L'Ontario accuse un tel retard dans sa façon de taxer les entreprises qu'Ottawa ne fait pas que lever le ton.

L'Ontario accuse un tel retard dans sa façon de taxer les entreprises qu'Ottawa ne fait pas que lever le ton.

Il se dit même disposé à lui venir en aide, au risque de raviver un vieux contentieux de 2 milliards de dollars avec Québec.

Le noeud du problème, ce n'est pas l'impôt sur le revenu des sociétés, ni même la taxe sur le capital, c'est le maintien d'une taxe sur les ventes au détail (TVD) plutôt que l'instauration d'une taxe sur la valeur ajoutée (TVA) comme l'ont fait Québec et trois provinces atlantiques.

«Reconnaissant les bienfaits économiques pour le Canada de l'harmonisation des taxes de vente, le gouvernement est disposé à collaborer avec les cinq provinces qui continuent d'appliquer des TVD afin de faciliter les transitions vers des taxes sur la valeur ajoutée harmonisées avec la TPS», lit-on dans le Plan budgétaire présenté par le ministre fédéral des Finances, Jim Flaherty, le 26 février dernier.

La semaine dernière, le gouvernement libéral ontarien a présenté un budget qui n'annonce pas de réforme de sa TVD, mais qui tend le calumet de paix à Ottawa.

«Près du tiers de la TVD en Ontario (5 milliards sur 16,8) est payée par les entreprises, déplore en entrevue Sinn Posthmann, économiste au CD Howe.

«Comme les entreprises commercent entre elles, cela entraîne des effets en cascade et ça rend les exportations plus coûteuses.»

Le CD Howe a étudié en profondeur les effets néfastes de la TVD au point de convaincre Ottawa de faire pression sur l'Ontario, le Manitoba, la Saskatchewan la Colombie-Britannique et l'Île-du-Prince-Édouard pour les convaincre de s'harmoniser.
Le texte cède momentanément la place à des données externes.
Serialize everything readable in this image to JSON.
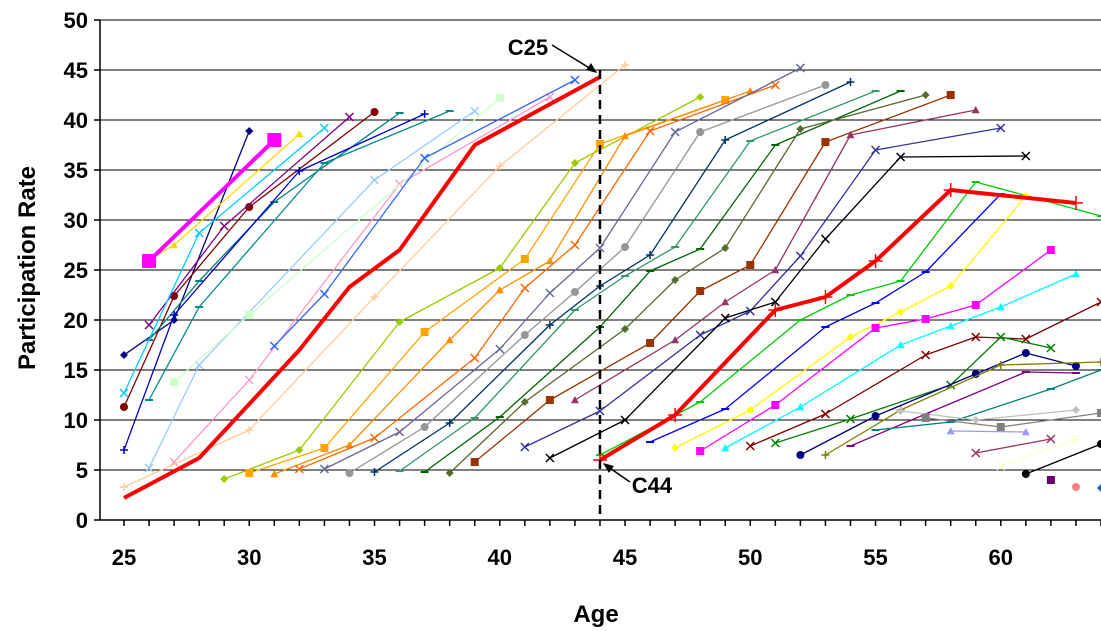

L'Alberta n'a pas de taxe de vente.

Ottawa a depuis mesuré l'impact de la TVD sur l'investissement.

Quand une entreprise choisit de s'implanter quelque part, le coût fiscal de l'entreprise pèse dans la balance, au même titre que la stabilité politique ou la qualité de la main-d'oeuvre.

Le taux effectif marginal d'imposition (TEMI) sur le nouveau capital s'élève à 30,7% en Ontario comparativement à 18,8% seulement au Québec.
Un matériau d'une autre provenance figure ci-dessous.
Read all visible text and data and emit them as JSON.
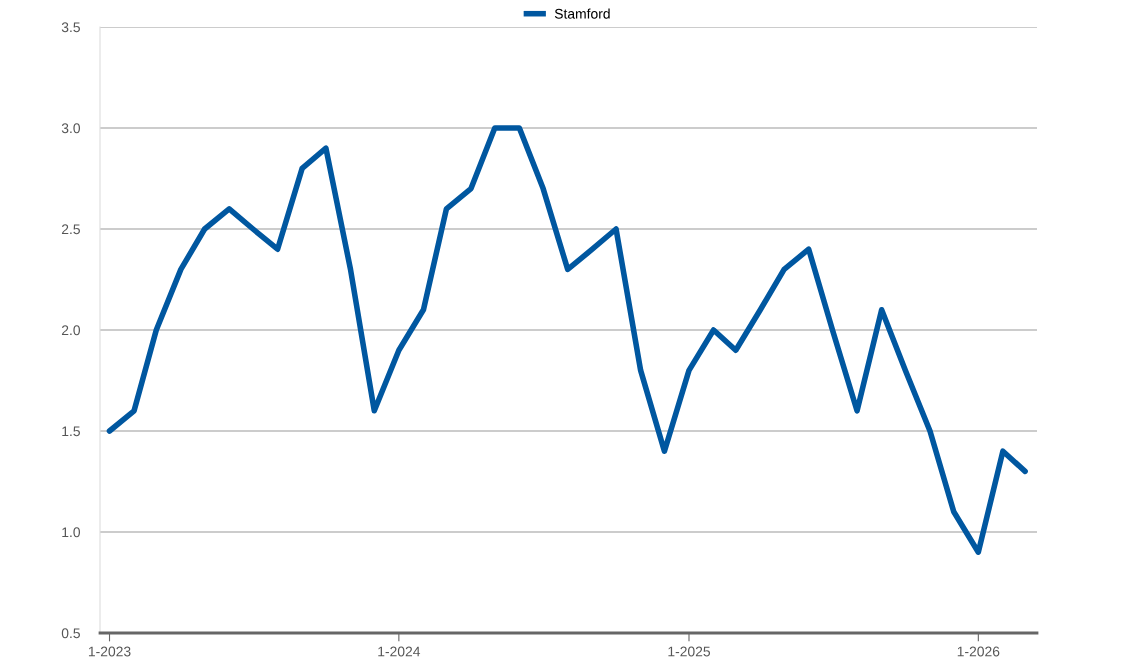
{
  "chart_data": {
    "type": "line",
    "x": [
      "2023-01",
      "2023-02",
      "2023-03",
      "2023-04",
      "2023-05",
      "2023-06",
      "2023-07",
      "2023-08",
      "2023-09",
      "2023-10",
      "2023-11",
      "2023-12",
      "2024-01",
      "2024-02",
      "2024-03",
      "2024-04",
      "2024-05",
      "2024-06",
      "2024-07",
      "2024-08",
      "2024-09",
      "2024-10",
      "2024-11",
      "2024-12",
      "2025-01",
      "2025-02",
      "2025-03",
      "2025-04",
      "2025-05",
      "2025-06",
      "2025-07",
      "2025-08",
      "2025-09",
      "2025-10",
      "2025-11",
      "2025-12",
      "2026-01",
      "2026-02",
      "2026-03"
    ],
    "series": [
      {
        "name": "Stamford",
        "color": "#0057a0",
        "values": [
          1.5,
          1.6,
          2.0,
          2.3,
          2.5,
          2.6,
          2.5,
          2.4,
          2.8,
          2.9,
          2.3,
          1.6,
          1.9,
          2.1,
          2.6,
          2.7,
          3.0,
          3.0,
          2.7,
          2.3,
          2.4,
          2.5,
          1.8,
          1.4,
          1.8,
          2.0,
          1.9,
          2.1,
          2.3,
          2.4,
          2.0,
          1.6,
          2.1,
          1.8,
          1.5,
          1.1,
          0.9,
          1.4,
          1.3
        ]
      }
    ],
    "xlim": [
      "2022-12-20",
      "2026-03-16"
    ],
    "xticks": [
      {
        "value": "2023-01",
        "label": "1-2023"
      },
      {
        "value": "2024-01",
        "label": "1-2024"
      },
      {
        "value": "2025-01",
        "label": "1-2025"
      },
      {
        "value": "2026-01",
        "label": "1-2026"
      }
    ],
    "ylim": [
      0.5,
      3.5
    ],
    "yticks": [
      0.5,
      {
        "value": 1.0,
        "label": "1.0"
      },
      1.5,
      {
        "value": 2.0,
        "label": "2.0"
      },
      2.5,
      {
        "value": 3.0,
        "label": "3.0"
      },
      3.5
    ],
    "grid": "y",
    "legend": "top",
    "marker": "none",
    "line_style": "solid"
  }
}
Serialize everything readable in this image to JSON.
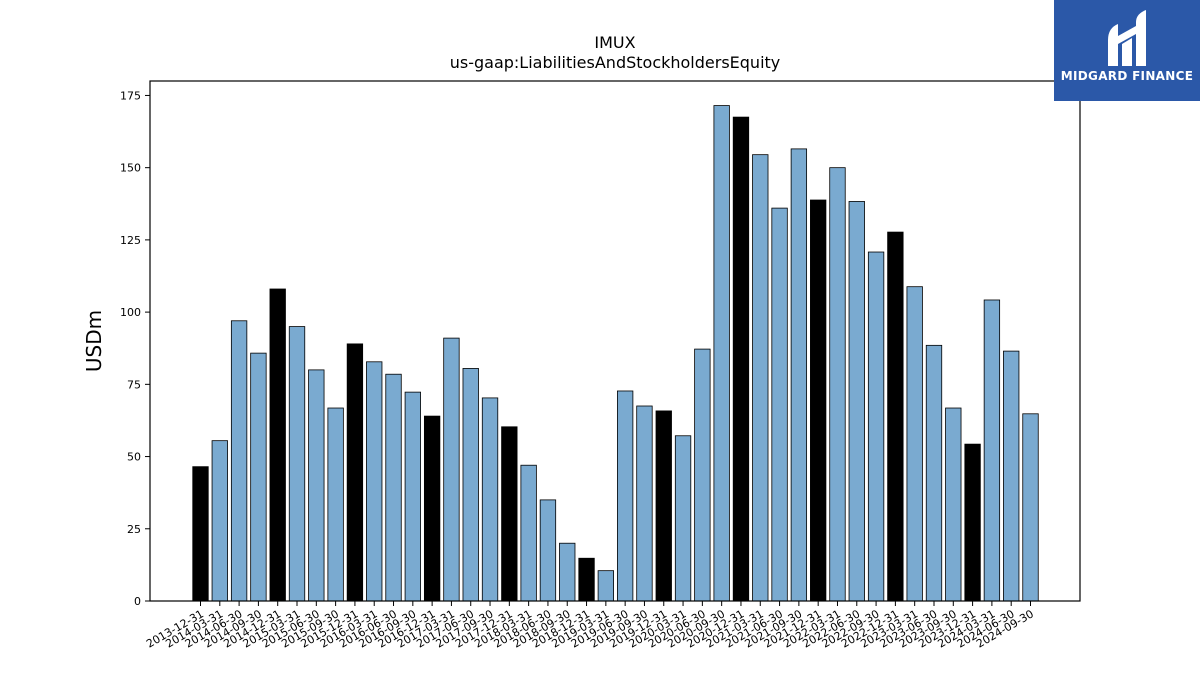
{
  "chart_data": {
    "type": "bar",
    "title": "IMUX",
    "subtitle": "us-gaap:LiabilitiesAndStockholdersEquity",
    "ylabel": "USDm",
    "xlabel": "",
    "ylim": [
      0,
      180
    ],
    "yticks": [
      0,
      25,
      50,
      75,
      100,
      125,
      150,
      175
    ],
    "grid": false,
    "colors": {
      "regular": "#7aaad0",
      "year_end": "#000000",
      "edge": "#000000"
    },
    "categories": [
      "2013-12-31",
      "2014-03-31",
      "2014-06-30",
      "2014-09-30",
      "2014-12-31",
      "2015-03-31",
      "2015-06-30",
      "2015-09-30",
      "2015-12-31",
      "2016-03-31",
      "2016-06-30",
      "2016-09-30",
      "2016-12-31",
      "2017-03-31",
      "2017-06-30",
      "2017-09-30",
      "2017-12-31",
      "2018-03-31",
      "2018-06-30",
      "2018-09-30",
      "2018-12-31",
      "2019-03-31",
      "2019-06-30",
      "2019-09-30",
      "2019-12-31",
      "2020-03-31",
      "2020-06-30",
      "2020-09-30",
      "2020-12-31",
      "2021-03-31",
      "2021-06-30",
      "2021-09-30",
      "2021-12-31",
      "2022-03-31",
      "2022-06-30",
      "2022-09-30",
      "2022-12-31",
      "2023-03-31",
      "2023-06-30",
      "2023-09-30",
      "2023-12-31",
      "2024-03-31",
      "2024-06-30",
      "2024-09-30"
    ],
    "values": [
      46.5,
      55.5,
      97,
      85.8,
      108,
      95,
      80,
      66.8,
      89,
      82.8,
      78.5,
      72.3,
      64,
      91,
      80.5,
      70.3,
      60.3,
      47,
      35,
      20,
      14.8,
      10.5,
      72.7,
      67.5,
      65.8,
      57.2,
      87.2,
      171.5,
      167.5,
      154.5,
      136,
      156.5,
      138.8,
      150,
      138.3,
      120.8,
      127.7,
      108.8,
      88.5,
      66.8,
      54.3,
      104.2,
      86.5,
      64.8
    ],
    "year_end": [
      true,
      false,
      false,
      false,
      true,
      false,
      false,
      false,
      true,
      false,
      false,
      false,
      true,
      false,
      false,
      false,
      true,
      false,
      false,
      false,
      true,
      false,
      false,
      false,
      true,
      false,
      false,
      false,
      true,
      false,
      false,
      false,
      true,
      false,
      false,
      false,
      true,
      false,
      false,
      false,
      true,
      false,
      false,
      false
    ]
  },
  "logo": {
    "name": "MIDGARD FINANCE",
    "bg_color": "#2b58a8"
  }
}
Ottawa estime même que 11,2 points de pourcentage du TEMI en Ontario proviennent de la TVD.

Aux États-Unis, le TEMI atteint en moyenne 34,4%, dont 7,2 points de pourcentage sont attribuables à la TVD, une taxe abandonnée de plus en plus.

Les entreprises soumises à la TVD doivent la payer même si elles ne réalisent aucun bénéfice.
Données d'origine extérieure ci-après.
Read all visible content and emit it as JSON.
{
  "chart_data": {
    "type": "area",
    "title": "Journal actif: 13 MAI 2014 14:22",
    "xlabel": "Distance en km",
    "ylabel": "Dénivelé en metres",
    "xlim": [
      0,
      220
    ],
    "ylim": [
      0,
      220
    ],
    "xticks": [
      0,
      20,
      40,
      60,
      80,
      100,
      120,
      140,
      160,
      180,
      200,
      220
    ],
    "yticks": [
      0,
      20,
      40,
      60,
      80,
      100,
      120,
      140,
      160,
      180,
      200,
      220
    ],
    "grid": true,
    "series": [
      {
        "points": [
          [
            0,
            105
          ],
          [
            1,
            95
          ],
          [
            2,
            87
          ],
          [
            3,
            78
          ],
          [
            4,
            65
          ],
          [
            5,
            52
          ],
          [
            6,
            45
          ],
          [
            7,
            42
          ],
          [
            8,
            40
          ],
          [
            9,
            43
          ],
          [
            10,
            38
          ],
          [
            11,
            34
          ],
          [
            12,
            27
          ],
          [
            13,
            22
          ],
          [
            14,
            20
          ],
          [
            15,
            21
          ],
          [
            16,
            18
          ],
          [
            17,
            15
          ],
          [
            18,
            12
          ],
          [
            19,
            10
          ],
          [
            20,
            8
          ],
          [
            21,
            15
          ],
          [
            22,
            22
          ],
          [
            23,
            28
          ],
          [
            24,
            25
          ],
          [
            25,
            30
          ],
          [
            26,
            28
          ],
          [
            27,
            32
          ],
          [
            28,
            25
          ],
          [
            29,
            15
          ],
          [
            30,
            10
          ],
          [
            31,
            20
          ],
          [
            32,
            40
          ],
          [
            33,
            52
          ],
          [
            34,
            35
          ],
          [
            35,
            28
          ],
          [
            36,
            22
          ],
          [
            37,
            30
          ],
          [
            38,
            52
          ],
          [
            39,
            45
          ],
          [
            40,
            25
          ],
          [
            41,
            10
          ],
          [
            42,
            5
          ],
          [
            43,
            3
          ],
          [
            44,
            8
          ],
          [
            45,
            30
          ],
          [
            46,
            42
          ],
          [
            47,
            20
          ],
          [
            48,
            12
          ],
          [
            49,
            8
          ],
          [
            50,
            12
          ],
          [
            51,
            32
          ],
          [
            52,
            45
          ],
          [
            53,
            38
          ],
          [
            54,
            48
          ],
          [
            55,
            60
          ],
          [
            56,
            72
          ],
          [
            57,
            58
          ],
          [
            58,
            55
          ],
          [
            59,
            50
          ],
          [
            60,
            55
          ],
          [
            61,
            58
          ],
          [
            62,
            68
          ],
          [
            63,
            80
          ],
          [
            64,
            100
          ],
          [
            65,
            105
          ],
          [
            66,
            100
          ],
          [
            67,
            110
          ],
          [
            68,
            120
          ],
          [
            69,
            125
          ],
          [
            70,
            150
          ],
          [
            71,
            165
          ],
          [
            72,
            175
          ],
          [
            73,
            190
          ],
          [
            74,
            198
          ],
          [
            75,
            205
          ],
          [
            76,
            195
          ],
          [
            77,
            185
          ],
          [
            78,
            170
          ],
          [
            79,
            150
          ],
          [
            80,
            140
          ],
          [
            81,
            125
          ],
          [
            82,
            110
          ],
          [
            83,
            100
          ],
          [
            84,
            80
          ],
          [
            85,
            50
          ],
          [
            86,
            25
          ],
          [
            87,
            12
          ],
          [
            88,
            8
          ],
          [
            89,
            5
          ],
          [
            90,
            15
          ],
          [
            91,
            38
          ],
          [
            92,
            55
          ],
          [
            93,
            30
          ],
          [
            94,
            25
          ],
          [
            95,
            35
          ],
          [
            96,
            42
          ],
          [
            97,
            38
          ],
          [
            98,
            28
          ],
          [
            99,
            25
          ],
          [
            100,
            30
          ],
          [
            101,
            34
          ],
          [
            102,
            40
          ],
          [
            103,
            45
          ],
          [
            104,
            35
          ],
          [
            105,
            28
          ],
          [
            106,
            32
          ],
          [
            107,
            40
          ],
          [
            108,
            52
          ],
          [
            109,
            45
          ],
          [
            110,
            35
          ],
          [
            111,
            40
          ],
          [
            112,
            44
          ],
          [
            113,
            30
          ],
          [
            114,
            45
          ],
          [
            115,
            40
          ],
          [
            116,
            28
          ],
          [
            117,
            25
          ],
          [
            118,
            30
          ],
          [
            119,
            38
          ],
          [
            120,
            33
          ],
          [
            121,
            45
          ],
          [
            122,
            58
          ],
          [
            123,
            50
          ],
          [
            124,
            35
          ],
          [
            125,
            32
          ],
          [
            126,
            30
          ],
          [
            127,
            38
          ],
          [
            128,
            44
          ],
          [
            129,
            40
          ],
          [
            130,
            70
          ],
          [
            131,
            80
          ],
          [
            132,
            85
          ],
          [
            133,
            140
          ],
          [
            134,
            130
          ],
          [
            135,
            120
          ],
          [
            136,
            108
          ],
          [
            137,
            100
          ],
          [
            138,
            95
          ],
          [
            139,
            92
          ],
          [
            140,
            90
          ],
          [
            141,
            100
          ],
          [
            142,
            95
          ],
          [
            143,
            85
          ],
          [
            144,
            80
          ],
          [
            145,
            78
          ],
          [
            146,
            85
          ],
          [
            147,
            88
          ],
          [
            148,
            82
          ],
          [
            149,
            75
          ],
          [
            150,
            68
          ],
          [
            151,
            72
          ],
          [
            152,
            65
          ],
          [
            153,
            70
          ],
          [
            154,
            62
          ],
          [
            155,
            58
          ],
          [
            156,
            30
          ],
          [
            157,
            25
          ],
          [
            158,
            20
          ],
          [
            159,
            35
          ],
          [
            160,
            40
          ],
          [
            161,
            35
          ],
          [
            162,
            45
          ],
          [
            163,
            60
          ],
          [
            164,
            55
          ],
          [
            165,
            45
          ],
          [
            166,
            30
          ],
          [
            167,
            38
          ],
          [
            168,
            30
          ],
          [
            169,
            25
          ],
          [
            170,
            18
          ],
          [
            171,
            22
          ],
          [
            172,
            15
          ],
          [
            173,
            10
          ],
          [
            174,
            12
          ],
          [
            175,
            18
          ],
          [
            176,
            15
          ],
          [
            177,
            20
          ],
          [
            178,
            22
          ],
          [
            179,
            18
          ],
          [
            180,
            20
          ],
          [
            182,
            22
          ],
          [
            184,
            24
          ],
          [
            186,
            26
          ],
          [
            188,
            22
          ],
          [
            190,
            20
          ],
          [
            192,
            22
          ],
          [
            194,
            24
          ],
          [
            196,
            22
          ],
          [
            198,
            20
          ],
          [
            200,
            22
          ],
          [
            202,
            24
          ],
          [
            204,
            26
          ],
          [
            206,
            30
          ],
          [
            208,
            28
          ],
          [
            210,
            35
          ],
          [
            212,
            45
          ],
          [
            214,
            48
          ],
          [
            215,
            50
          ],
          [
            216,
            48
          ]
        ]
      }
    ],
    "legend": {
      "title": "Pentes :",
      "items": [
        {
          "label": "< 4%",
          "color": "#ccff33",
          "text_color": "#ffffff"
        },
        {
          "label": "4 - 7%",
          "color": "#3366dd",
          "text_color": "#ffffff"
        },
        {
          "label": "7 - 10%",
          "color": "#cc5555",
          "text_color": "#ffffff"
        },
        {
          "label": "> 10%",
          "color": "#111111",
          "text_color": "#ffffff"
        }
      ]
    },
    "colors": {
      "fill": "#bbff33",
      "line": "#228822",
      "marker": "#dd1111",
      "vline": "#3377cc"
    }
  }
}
C'est une forme déguisée de taxe sur le capital, jugée comme la plus régressive parmi toutes.

Queen's Park est bien au courant de ces ravages.

Aussi, il multiplie les exemptions de toutes sortes, créant d'incroyables distorsions et frustrations dans la bonne marche des affaires.

Ainsi, le ministre des Finances, Dwight Duncan, a choisi cette année de soustraire à la TVD les journaux communautaires et les salles de spectacles de moins de 3200 sièges!

Réformer cet univers fiscal kafkaïen exigera doigté et courage car les exemptés en tout genre verront d'un mauvais oeil l'administration plus complexe d'une taxe sur la valeur ajoutée.

C'est là l'inconvénient initial d'une TVA.

L'autre est un manque à gagner qu'il faut compenser en taxant ailleurs.

Pour réaliser sa réforme dès 1992-1994, «Québec a dû augmenter sa taxe sur le capital et le Fonds de service de santé», rappelle Luc Godbout, professeur à la Chaire en fiscalité et finances publiques de l'Université de Sherbrooke.

Pour convaincre en 1997 le Nouveau-Brunswick, la Nouvelle-Écosse et Terre-Neuve et Labrador, le ministre fédéral des Finances d'alors, Paul Martin, leur a versé un pactole d'un milliard étalé sur quatre ans.

Québec évalue à 2 milliards la somme à laquelle il aurait eu droit si Ottawa lui avait fait une offre semblable d'harmonisation.

«On a été bon élève et pas récompensé», ironise M. Godbout.

M. Flaherty sera-t-il dans de meilleures dispositions, s'il parvient à s'entendre avec l'Ontario?